Where would you go if you wanted to decorate your office with world-class historic photographs featuring the industrial age, urban America, farm and wetland landscapes, or the faces of hardworking Americans building a great nation? Where can interior decorators find that perfect historical map of the Mid-Atlantic region in the perfect size for a client? Where do lovers of historic houses, trains and boats find copies of rare photos to complete their vintage collections? Where can a corporate CEO find the perfect holiday gifts for clients. Where would a 4th grade teacher go to buy a high quality, historic map of the Mid-Atlantic or New England regions for their classroom?

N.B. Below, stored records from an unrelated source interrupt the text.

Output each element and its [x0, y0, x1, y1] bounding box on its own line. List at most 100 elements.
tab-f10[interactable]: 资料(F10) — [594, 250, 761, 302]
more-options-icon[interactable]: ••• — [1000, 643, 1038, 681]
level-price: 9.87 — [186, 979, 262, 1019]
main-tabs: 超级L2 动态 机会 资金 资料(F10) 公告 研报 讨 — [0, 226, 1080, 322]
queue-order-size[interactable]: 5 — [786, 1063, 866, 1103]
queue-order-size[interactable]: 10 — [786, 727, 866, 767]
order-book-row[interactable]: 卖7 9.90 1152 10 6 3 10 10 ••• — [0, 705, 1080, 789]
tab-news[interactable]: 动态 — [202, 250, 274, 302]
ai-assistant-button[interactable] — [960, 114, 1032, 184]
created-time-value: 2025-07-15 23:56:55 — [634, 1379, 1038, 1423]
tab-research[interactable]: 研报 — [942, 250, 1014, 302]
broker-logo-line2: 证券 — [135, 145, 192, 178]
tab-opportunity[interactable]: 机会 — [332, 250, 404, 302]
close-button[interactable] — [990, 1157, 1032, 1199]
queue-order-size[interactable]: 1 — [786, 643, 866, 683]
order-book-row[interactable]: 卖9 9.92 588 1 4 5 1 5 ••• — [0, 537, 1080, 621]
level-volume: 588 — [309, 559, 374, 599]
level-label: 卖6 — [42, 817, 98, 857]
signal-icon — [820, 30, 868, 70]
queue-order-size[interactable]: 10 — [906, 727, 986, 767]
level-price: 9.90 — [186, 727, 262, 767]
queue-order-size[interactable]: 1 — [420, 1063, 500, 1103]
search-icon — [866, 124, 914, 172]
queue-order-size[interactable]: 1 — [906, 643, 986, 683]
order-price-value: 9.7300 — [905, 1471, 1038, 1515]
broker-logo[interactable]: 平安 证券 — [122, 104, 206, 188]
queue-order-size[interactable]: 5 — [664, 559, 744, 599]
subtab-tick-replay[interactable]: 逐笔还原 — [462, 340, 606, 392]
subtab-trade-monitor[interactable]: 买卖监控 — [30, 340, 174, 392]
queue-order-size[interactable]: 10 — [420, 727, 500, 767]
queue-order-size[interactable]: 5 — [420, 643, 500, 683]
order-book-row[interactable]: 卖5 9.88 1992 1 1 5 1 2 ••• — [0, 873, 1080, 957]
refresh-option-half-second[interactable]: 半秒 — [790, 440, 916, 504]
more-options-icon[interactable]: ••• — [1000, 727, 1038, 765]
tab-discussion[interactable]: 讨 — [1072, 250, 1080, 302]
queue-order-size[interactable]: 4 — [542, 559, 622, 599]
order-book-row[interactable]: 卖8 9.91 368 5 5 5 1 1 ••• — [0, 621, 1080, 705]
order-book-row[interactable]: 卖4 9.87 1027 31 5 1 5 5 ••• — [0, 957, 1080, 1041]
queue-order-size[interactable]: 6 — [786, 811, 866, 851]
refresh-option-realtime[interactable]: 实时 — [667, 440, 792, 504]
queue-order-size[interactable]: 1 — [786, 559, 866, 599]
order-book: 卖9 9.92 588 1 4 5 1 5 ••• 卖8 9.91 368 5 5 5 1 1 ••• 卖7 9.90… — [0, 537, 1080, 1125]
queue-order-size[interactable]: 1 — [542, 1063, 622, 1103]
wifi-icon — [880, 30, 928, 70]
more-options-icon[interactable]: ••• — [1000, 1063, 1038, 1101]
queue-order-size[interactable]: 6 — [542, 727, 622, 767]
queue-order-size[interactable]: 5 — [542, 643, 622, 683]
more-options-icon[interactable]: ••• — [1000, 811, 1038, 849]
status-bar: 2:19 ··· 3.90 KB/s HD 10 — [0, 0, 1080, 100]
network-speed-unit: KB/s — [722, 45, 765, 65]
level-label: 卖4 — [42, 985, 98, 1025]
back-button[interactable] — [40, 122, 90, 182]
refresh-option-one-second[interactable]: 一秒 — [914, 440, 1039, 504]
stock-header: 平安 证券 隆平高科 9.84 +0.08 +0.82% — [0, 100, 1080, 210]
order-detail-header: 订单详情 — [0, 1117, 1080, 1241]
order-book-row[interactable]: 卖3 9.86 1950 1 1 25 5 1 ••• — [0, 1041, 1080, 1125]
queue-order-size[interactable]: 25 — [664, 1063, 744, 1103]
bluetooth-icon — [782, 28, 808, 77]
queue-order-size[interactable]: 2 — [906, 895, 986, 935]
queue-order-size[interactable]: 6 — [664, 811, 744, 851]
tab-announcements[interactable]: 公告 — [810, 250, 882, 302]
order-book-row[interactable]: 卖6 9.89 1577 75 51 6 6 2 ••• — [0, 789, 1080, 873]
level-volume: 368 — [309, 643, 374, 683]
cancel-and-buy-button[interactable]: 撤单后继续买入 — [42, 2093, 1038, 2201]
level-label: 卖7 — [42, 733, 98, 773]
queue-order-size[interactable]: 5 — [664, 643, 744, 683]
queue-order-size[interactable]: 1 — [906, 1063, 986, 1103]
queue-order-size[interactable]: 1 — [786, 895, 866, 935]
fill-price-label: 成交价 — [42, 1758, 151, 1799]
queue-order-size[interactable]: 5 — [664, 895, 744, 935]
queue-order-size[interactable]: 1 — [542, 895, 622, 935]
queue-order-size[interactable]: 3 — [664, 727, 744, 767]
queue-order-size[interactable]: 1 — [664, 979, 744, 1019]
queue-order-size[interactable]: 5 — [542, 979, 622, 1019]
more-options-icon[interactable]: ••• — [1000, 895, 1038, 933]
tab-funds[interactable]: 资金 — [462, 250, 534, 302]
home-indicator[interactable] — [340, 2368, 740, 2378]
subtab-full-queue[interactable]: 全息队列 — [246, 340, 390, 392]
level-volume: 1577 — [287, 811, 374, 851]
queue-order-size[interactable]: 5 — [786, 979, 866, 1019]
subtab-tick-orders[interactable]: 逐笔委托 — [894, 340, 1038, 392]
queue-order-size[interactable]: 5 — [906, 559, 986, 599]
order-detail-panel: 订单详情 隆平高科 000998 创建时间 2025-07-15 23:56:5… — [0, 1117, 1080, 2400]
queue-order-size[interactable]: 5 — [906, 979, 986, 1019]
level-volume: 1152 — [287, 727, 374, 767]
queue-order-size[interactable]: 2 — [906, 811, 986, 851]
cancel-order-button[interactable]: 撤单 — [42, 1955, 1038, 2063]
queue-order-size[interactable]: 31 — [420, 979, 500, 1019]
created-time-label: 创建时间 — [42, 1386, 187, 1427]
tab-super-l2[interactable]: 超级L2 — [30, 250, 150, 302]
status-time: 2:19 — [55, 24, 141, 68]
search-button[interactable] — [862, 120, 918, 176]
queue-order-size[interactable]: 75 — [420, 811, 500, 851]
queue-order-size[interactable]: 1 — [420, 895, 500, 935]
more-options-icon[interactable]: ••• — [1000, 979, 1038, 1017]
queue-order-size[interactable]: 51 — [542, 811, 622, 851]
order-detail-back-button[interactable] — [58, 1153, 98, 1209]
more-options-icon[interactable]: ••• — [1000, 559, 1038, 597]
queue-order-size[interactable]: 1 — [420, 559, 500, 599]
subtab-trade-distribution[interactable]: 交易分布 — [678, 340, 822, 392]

From now on, they’ll all be going to the same place – the new Fine Historic Reproductions service at the Delaware Historical Society. The Society is one of the oldest and most important sources of historic maps, photographs and broadsides in America, and now they’re making high quality, digitally mastered reproductions of their collections available in two basic sizes. But they can also customize those very same pieces to any size for interior decorators, home owners, developers and office designers.
In addition to extraordinary and colorful maps that date back to the 1700s, there are hundreds of black & white photos and historic, two- and three-color broadsides (check out the slide show on the side of this article) that will add color and content to any room, office or classroom. And you can see and purchase the entire 2010 collection online at www.dehistory.org. Or better yet, come to Hardcastle Gallery in Centreville, Delaware on September 9 or 10 from 5:30 to 8:00 to see all the maps, historic photos and broadsides for yourself – complete with wine and cheese to make the evening even more fun.
The Society is also offering limited original panels as well as high quality reproductions from the Beers Atlas of 1868 with detailed maps of all of the “hundreds” in Delaware as well as many towns and historic villages. A “hundred” is an old English Saxon land division which is smaller than a county or shire and larger than a tithing. The hundreds of Delaware originally served as judicial or legislative districts, but now they remain only as a basis for property tax assessment.
These maps are 140-year old panels removed from copies of original, bound 1868 Atlases. They are only available because the Society has acquired many more copies of the Atlas than it can reasonably accession into its collection. Therefore there are only a limited number of these original panels available.
The Delaware Historical Society is an American treasure. It provides access to the largest private collection of Delaware historical resources in the world. Each year, the Society reaches more than 150,000 people through its special programs, exhibitions, publications, and research services, and provides unique programs to more than 25,000 school-aged children, including National History Day in Delaware.
The Delaware Historical Society owns and operates the Delaware History Museum, a large museum store, a nationally recognized Research Library, Old Town Hall, several historic houses and a picturesque urban courtyard on their downtown Wilmington campus, as well as the Read House & Gardens in historic New Castle, recently recognized as an “American Treasure” by the National Trust and the National Park Service.